Section 1-105, U.C.C., provides in part that, "* * * when a transaction bears a reasonable relation to this state and also to another state or nation the parties may agree that the law either of this state or of such other state or nation shall govern their rights and duties."

The promissory note clearly and specifically provided that: "Interest and/or charges are not in excess of those permitted under the Texas Consumer Credit Code. The holder of this Note may collect all lawful amounts actually incurred and permitted *850 under said Code * * * and the Debtor agrees to pay such amount when assessed." (Emphasis supplied.)

It would seem, from this provision, that the parties clearly intended that the note should be governed by the laws of the State of Texas. In any event, even if our assessment of the parties' intent is erroneous, the note provided for payments at plaintiff's office at Dallas, Texas. The rule is well established that: "`Where a promissory note is made in one state, to be performed in another state, it is, ordinarily, to be regulated and governed by the law of the place of performance, without regard to the place at which it was written, dated, or signed, unless it clearly appears that the parties intended that the contract should be governed by the law of the place where made.'" United Bank & Trust Co. v. McCullough, 115 Neb. 327, 212 N.W. 762 (1927). See, also, Farm Mortgage & Loan Co. v. Beale, 113 Neb. 293, 202 N.W. 877 (1925); 16 Am.Jur.2d, Conflict of Laws, § 40, p. 62.

The District Court correctly concluded that the note was governed by the laws of Texas and that under these laws the amount of interest called for on the note is permissible. See Article 5069-4.01, Vernon's Texas Statutes. Defendants argue that the rate of interest is usurious under Nebraska law. Usury laws are not so distinctive a part of the public policy of the forum that courts will, on the ground of public policy, decline to enforce any contract which would be invalid, if tested by them, although valid according to its proper law. Grady v.

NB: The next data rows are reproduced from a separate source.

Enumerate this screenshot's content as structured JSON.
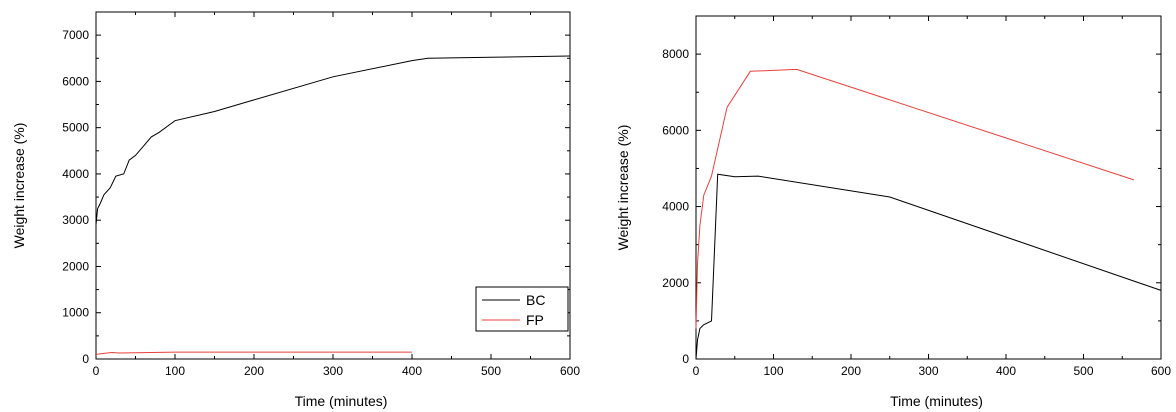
{
  "chart_data": [
    {
      "type": "line",
      "xlabel": "Time (minutes)",
      "ylabel": "Weight increase (%)",
      "xlim": [
        0,
        600
      ],
      "ylim": [
        0,
        7500
      ],
      "xticks": [
        0,
        100,
        200,
        300,
        400,
        500,
        600
      ],
      "yticks": [
        0,
        1000,
        2000,
        3000,
        4000,
        5000,
        6000,
        7000
      ],
      "grid": false,
      "legend": {
        "placement": "bottom-right",
        "entries": [
          "BC",
          "FP"
        ]
      },
      "series": [
        {
          "name": "BC",
          "color": "#000000",
          "x": [
            0,
            2,
            5,
            10,
            18,
            25,
            35,
            42,
            50,
            60,
            70,
            80,
            100,
            150,
            200,
            300,
            400,
            420,
            500,
            600
          ],
          "y": [
            2900,
            3250,
            3350,
            3550,
            3700,
            3950,
            4000,
            4300,
            4400,
            4600,
            4800,
            4900,
            5150,
            5350,
            5600,
            6100,
            6450,
            6500,
            6520,
            6550
          ]
        },
        {
          "name": "FP",
          "color": "#e8413c",
          "x": [
            0,
            5,
            10,
            20,
            30,
            50,
            100,
            200,
            300,
            400
          ],
          "y": [
            100,
            110,
            120,
            140,
            130,
            135,
            150,
            150,
            150,
            150
          ]
        }
      ]
    },
    {
      "type": "line",
      "xlabel": "Time (minutes)",
      "ylabel": "Weight increase (%)",
      "xlim": [
        0,
        600
      ],
      "ylim": [
        0,
        9000
      ],
      "xticks": [
        0,
        100,
        200,
        300,
        400,
        500,
        600
      ],
      "yticks": [
        0,
        2000,
        4000,
        6000,
        8000
      ],
      "grid": false,
      "series": [
        {
          "color": "#e8413c",
          "x": [
            0,
            2,
            5,
            10,
            20,
            40,
            70,
            130,
            565
          ],
          "y": [
            800,
            2500,
            3500,
            4300,
            4800,
            6600,
            7550,
            7600,
            4700
          ]
        },
        {
          "color": "#000000",
          "x": [
            0,
            2,
            5,
            10,
            20,
            28,
            50,
            80,
            250,
            600
          ],
          "y": [
            0,
            500,
            800,
            900,
            1000,
            4850,
            4780,
            4800,
            4250,
            1800
          ]
        }
      ]
    }
  ]
}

Denbeck, 198 Neb. 31, 251 N.W.2d 864 (1977); 11 Am.Jur., Conflict of Laws, § 156, p. 458.

In conclusion, it appears that Nebraska will enforce contracts lawfully made and to be performed outside Nebraska jurisdiction even if such contracts subject a Nebraska citizen to a usurious interest rate. Grady v. Denbeck, supra; Kinney Loan & Finance Co. v. Sumner, 159 Neb. 57, 65 N.W.2d 240 (1954); Coad v. Home Cattle Co., 32 Neb. 761, 49 N.W. 757 (1891); Hewit v. Bank of Indian Territory, on rehearing, 64 Neb. 463, 92 N.W. 741 (1902). See, also, Seeman v. Philadelphia Warehouse Co., 274 U.S. 403, 47 S. Ct. 626, 71 L. Ed. 1123 (1927).

The judgment of the District Court is correct and is affirmed.